We have to redesign careers, change the discourse. People say men have “returnship” and women “plateau.” We do not plateau, we return after we took care of the family. It’s insulting. We need new tools and languages.

Can you give an example?

We need to start to count raising a family as business experience, not a career break. Raising families gives us leadership, business and time-management skills that cannot be surpassed. Being over 50 means your ideas are no longer wild guesses, they're based on years of empirical evidence. Your hunches now come from highly tuned instincts. And you’ve hit the canvas so many times there isn’t anything you can’t handle.

How have you started to make a change professionally?

I couldn’t find a job in an agency, but this didn’t mean I was not good at my job. The Uninvisibility Project is part activists, part media company and part creative resource. It has a strong team and we talk with top women in the business.

It’s been proven that women over 55 make the best bosses and startups founded by people over 50 are more than 2.2 times more likely to succeed than those with founders in their 30’s.

What drives you mad about the way the market depicts aging women?

The average age in the advertising industry is 33.7 and when you hear this statistic, you think about the creatives. But that’s just one part of the story. You need to take a step back and look at the way the younger generations interpret the market research.

Because the societal imagery starts so young and because there’s not a diverse group (only 5% of people working in marketing are over 50), nobody is interpreting the figures the way we are. They just get us completely wrong.

From what I understand, it’s not only a matter of social justice, but of shaping the future?

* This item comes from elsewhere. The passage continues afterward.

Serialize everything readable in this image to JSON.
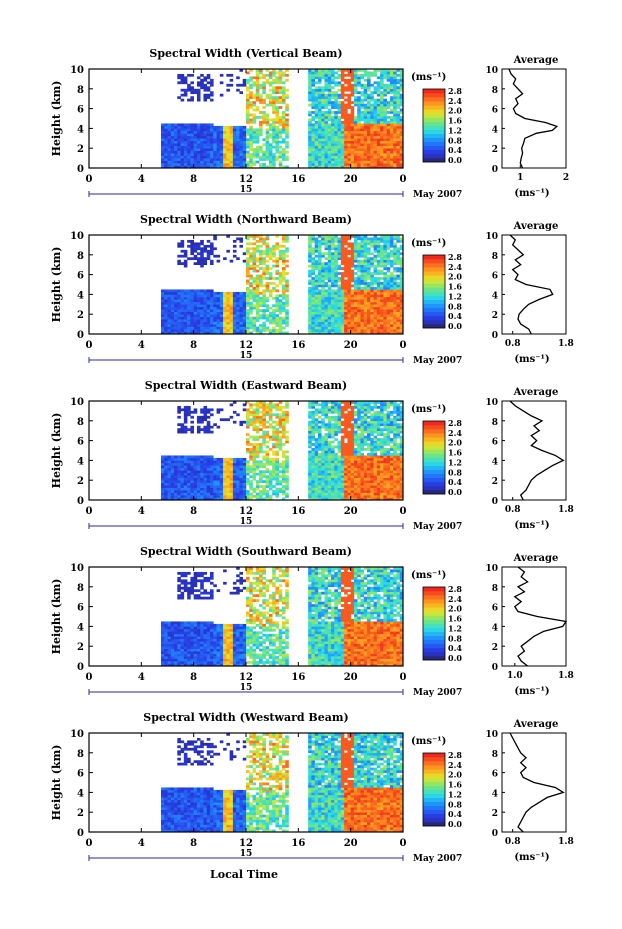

With AI, robotics and machine learning about to radically change the world, we need ideas that will benefit everyone and have all voices heard. Analysts talk about a need for lifelong education to prepare us for a future of multiple careers. There’s a massive talent pool of pioneers with practical experience of building the future ready to retrain and show the way. But first they have to see us.

One last question: what are the fringe benefits that come with aging?

The confidence, absolute supreme confidence. I don’t care about what anybody thinks.